Late Prof. Dawa Norbu
Late Dawa Norbu’s ‘The Road Ahead’ opens with a throwback to his early childhood. His father is seated on a worn-out, old carpet, alternately gulping down mugs of chang and snorting clouds of snuff, and his mother is plopped on a manure-container, next to a blackened hearth on which is cooking their evening meal. Scurrying around on his all four, as toddlers are wont to with such apocalyptic relish, he is stopped short in his track, and is now gawking wide-eyed at his father on one side and his mother on the other, both beckoning him in their love-filled voices, “If you are my son, come to me. Come, Dawa Norbu.”
“If you are my son, come to me. Come Dawa Norbu!”
These lines contain a whole culture, an entire way of being and living, a parental more borne on teasing competitiveness and competing tease, an emotional context that is uniquely Tibetan; and they sing, fly off the page, every time one opens the book, his fingers flipping over the inside cover, past the introduction, right where the first chapter begins, called “The Life of a Missionary.”
And for many years to come, fifty, hundred, two hundred, thousand, these lines will continue to sing, brush past one’s ears and kiss one’s heart, as will his two books (the other being “Red Star over Tibet”) offer their readers a look at one of the first Tibetan writers to approach his people’s history and his nation’s destiny with a critical eye and calm mind that had hitherto seemed the domain only of Western scholars and authors.
That man is today no more. Witness time’s trickery that the wide-eyed child, scurrying on his all four, had since grown into a boy, then an adolescent, an adult, a middle-aged man, and as suddenly as such things happen, he is gone, just like that.
I remember listening to and watching Dawa Norbu la the few times I had heard him speak. I remember how his two books had revealed to me that exquisite face of Tibetan history, that sense of real time and place, where lives were felt and not just imagined, where events unfolded in their layered phalanx and were not just distilled from dry data, where system and society were backdrops to struggles of the individual.

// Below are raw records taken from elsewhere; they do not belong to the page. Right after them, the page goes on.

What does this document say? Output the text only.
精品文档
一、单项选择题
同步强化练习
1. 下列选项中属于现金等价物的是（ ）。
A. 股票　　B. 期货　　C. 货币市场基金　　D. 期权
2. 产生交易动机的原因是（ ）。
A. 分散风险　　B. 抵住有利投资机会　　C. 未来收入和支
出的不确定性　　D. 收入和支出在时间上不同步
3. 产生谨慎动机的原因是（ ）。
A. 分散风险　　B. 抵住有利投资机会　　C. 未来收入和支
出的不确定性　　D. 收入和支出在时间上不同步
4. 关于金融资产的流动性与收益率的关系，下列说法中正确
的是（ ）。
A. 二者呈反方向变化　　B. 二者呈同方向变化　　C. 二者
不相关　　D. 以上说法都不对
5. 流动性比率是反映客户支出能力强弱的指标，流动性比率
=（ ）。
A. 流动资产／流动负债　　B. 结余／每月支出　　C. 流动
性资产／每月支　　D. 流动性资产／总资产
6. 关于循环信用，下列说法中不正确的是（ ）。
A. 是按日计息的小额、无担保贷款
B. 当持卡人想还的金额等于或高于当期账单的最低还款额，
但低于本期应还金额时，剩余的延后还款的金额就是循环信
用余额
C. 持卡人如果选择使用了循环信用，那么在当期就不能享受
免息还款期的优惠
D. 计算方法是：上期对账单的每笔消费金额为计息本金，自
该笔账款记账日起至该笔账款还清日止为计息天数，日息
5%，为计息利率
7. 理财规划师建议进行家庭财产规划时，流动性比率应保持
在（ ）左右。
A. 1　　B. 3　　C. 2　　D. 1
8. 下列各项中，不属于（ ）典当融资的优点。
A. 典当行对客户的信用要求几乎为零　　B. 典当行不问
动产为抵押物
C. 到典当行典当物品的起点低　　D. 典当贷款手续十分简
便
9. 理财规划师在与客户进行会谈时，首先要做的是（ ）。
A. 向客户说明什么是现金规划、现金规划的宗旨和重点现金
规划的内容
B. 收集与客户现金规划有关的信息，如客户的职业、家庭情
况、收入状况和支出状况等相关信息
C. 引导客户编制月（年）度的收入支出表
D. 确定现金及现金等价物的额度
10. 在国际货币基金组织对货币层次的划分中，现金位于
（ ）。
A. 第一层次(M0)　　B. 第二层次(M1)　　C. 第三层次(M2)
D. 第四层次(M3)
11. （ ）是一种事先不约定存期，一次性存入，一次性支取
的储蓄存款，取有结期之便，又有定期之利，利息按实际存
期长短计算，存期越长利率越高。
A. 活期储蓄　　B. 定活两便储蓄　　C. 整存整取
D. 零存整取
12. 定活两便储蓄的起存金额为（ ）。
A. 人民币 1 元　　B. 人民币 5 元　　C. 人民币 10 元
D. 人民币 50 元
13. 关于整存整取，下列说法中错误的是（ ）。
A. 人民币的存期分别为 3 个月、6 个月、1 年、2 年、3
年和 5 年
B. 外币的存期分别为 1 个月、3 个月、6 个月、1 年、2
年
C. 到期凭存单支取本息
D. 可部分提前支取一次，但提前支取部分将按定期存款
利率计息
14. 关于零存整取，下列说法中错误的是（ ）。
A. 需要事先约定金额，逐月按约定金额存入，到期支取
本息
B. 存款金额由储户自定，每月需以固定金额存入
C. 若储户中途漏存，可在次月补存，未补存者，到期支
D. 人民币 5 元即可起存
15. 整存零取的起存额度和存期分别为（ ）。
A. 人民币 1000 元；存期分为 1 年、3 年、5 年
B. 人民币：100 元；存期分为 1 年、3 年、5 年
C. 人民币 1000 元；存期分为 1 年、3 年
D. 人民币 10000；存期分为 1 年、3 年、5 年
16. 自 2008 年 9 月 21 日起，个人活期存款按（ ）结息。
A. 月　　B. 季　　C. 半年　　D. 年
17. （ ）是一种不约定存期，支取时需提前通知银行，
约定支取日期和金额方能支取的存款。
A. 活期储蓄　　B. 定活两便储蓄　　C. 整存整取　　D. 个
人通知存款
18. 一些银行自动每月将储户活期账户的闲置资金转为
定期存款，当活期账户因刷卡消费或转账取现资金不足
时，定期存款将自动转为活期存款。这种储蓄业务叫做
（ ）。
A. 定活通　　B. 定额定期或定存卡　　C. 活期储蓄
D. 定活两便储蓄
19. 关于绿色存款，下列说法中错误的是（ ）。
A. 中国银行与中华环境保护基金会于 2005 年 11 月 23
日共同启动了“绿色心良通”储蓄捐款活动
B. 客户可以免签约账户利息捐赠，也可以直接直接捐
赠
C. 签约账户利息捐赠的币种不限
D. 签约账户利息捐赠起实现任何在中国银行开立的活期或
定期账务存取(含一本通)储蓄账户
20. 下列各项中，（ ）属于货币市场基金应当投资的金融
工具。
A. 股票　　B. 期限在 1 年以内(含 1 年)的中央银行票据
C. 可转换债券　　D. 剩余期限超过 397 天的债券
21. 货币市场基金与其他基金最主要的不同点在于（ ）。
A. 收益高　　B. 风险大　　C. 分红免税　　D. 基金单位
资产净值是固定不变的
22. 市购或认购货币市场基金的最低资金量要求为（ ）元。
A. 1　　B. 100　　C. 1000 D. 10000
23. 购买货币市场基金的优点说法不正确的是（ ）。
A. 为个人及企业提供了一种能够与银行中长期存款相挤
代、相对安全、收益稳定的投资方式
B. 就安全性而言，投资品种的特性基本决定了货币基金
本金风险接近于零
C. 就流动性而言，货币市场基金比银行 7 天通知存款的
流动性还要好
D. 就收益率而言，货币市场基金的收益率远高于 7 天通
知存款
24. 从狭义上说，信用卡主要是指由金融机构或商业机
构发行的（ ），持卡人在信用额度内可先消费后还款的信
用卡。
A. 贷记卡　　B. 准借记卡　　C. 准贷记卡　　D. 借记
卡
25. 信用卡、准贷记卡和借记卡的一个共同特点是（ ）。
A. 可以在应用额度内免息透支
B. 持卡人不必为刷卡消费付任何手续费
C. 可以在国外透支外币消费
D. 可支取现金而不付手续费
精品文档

Something that few Tibetan books in English had done for me before.
I remember thinking about something from my first sighting of him that had since stayed with me: the way his belt rounded his waistline, skipping two or three loops a time, as if he had been unsure whether it was a Tibetan chuba he had on, or modern-day trousers.
I remember looking at this man, all but non-descript in physical details, and marveling how in the single unit of his mind he held an indefatigable reserve of corroborated knowledge about our history, our politics, our culture, our art, that the rest of us Tibetans make it our business to surmise in our everyday vernacular of rumor-mongering and propaganda-peddling; and which if people like him had not made it their mission to salvage from such dung-pile of hysteria and hullabaloo, perhaps we would be walking the streets of New York having sold a thankga painting for so much money and upon glancing at a building’s glass reflection, we would still be seeing ourselves as the very Buddha we had betrayed.
Few weeks ago, when the news reached me that Dawa Norbu la was no more, like many others I was devastated. More than that, I felt cheated.
I had never had the chance to get to know the person behind the writer and scholar, in the way I had gotten to know say our handful of intellectuals like Jamyang Norbu la, Tsering Shakya la, Thupten Samphel la and Tenzin Sonam la, and all this while I had thought that if my life was singular in any way, it was because somehow destiny had favored me - not with wealth, not with power, not with success, but - with a close proximity to people who not with the nobility of their birth, nor the power of their chair, but with the genius of their crafts bring to us that which is exalted about our collective selves, and safeguard our self-worth from so much balderdash that comes from people in high chairs and of noble births.
Hearing about his death, I felt cheated that I have not had one drink with him. Not one glass of beer. And that it will always remain a mystery in my one enduring memory of him, when during a seminar that he was presiding over, with all the Kalons and Kudrags spinning their yarns, when it was now his turn to take the mike, Dawa Norbu la could be seen not in his chair, but outside from the window, calmly chewing on his tobacco and sashaying the length of the sidewalk, where he had bolted off as soon as he had finished presenting a speaker, giving not a shit to the self-importance and formality pervading the cloistered room, because why should he, and it seemed such a joke that the rest of us - who in our everyday life care so little about credible history and ideas - should want to fit in a two-day seminar what this man had spent learning his whole lifetime. And I thought it was great that he kept us all waiting, for showing the farce that we all were!